Oh yes, how terribly sad.
So people in the Italian community who have been here for generations typically have kids crying as a result of Brexit? And what about the Polish, Romanian, Lithuanian and other children settled here. Are they in floods of Brexit-related tears also?
My granddaughter goes to an Inverness primary school with a substantial proportion of children from these countries. I’m very glad to be able to report that she has seen no sign of her pals suffering in the playground under the stress of Brexit. Not a trace of it in fact.

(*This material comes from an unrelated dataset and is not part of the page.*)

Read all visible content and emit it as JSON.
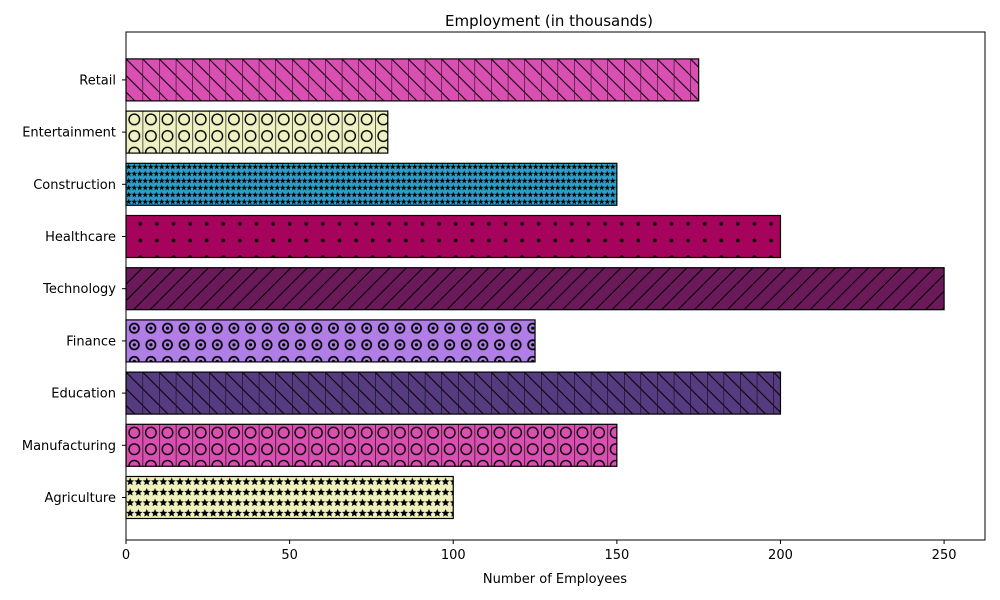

Is anyone surprised?
And if Ewing did hear about this supposedly unhappy Italian kid why the hell didn’t he tell his parents to get their act together and reassure him that he had nothing – absolutely nothing – to worry about, as parents in any troubled circumstances usually try and do?
So for Ewing “it’s very sad to witness first-hand how children have been affected by Brexit”.
We feel your pain Fergus. Time for another “reassurance” event no doubt. But don’t forget, 13-year-olds are still too young to vote.
Rush to ruin one riverside site while another stays ugly and derelict for 25 years
WHAT happens now to the derelict riverside site formerly occupied by the Inverness baths? Councillors voted against a plan for a hotel there and after an appeal they’ve been backed by a Scottish Government inquiry report.
What was proposed, councillors believed, didn’t rise to the aesthetic standards of what was required for such a location.
So it would seem we’re stuck with the aesthetic standards we’ve got. Which don’t rise to very much either.
This saga has been going on for 25 or more years – and there’s still nothing there. During that time councillors – following proposal after proposal – have made it clear what they don’t want. So what do they want, and expect? There’s no clarity on that.
Now it’s anyone’s guess how much longer this location will remain in its current condition.
Councillors are no doubt satisfied that their opinions have been validated. The status quo prevails, a prime riverside site will remain ugly, derelict and empty, and it appears there is no inclination or urgency to do anything about it.
It comes down to a question of priorities of course. Just as long as they got what they want for another riverside location – that is, £300,000 to disfigure the riverside along at the Ness Islands with those concrete pathways and that damn stupid wall.